The government had “over-inflated” the case against the Proud Boys, Metcalf said.
Biggs’ defense attorney Norm Pattis closed out the case for his client with an often meandering, objection-drawing treatise heavy on the defense of the First Amendment and lighter on the defense of his client’s actual conduct. It was also rich in attacking the government’s broader case overall and at one point Pattis even compared the charges themselves to conspiracy theory.
“They [the defendants] have been criminalized for being present at the scene in what I will assert is basically a conspiracy theory,” he said.
But when he did pick at the charges more, he balked at the government’s position that “concerted action equals an agreement.”
“My left eye!” Pattis wailed. “I go to a ball game and I cheer and someone buys me a hot dog at that moment. At that moment, did we all agree to buy that hot dog?”
During the government’s rebuttal delivered by Assistant U.S. Attorney Nadia Moore, the prosecutor boiled it down to something more accurate under the law.
“It’s no wonder they want you to focus on a specific plan to breach the Capitol. But we don’t have to prove a plan. There’s no requirement of a detailed plan. They’re not charged with that. They are charged with conspiracy,” she said.

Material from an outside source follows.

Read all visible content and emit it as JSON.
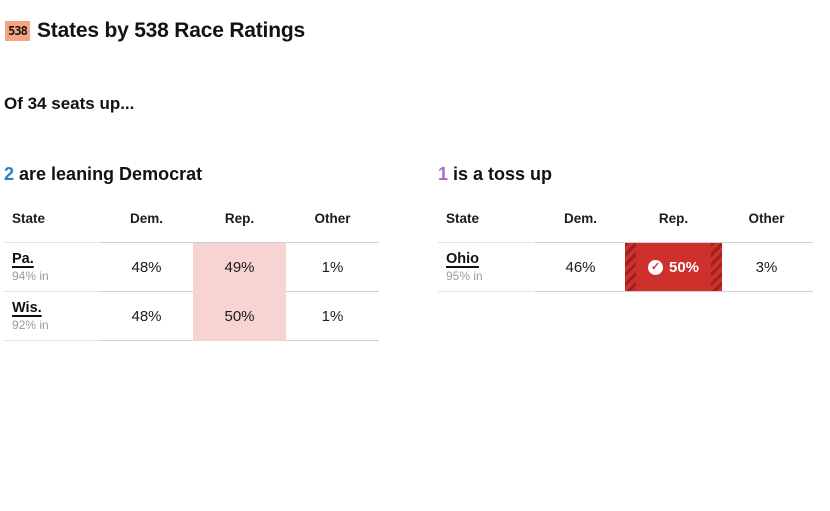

And then she offered an example, free of legalese.
“If I pull up to a red light and I rev my engine and a guy in a Mustang next to me does it back and the light turns green and we both peel out, even if we never met each other, even if we never said a word, we both formed an agreement,” she said.
The agreement doesn’t have to be notarized, she added, and there’s no requirement to prove formal or express agreement to every detail. The government only needs to prove that the defendants agreed to oppose the certification by force.
It could happen at the last second.
And though she didn’t reference it in the government’s rebuttal argument, jurors did hear testimony from Matthew Greene in January that he had an “abstract” feeling of what they were doing as they marched on the Capitol but he wasn’t sure.
It wasn’t until he saw the first barricade go down that the light bulb clicked on.
“Oh shit, this is it,” he said he recalled thinking.
After their first day of deliberations Wednesday, there’s no word of a verdict. The jury will meet daily from 9 a.m. to 5 p.m.
ADDITION: On Wednesday, jurors passed a note to the court asking for exhibit numbers on two exhibits: one from Rehl’s phone where he’s filming the breach at the first barrier and another video where Biggs “suggests they pull their masks up.”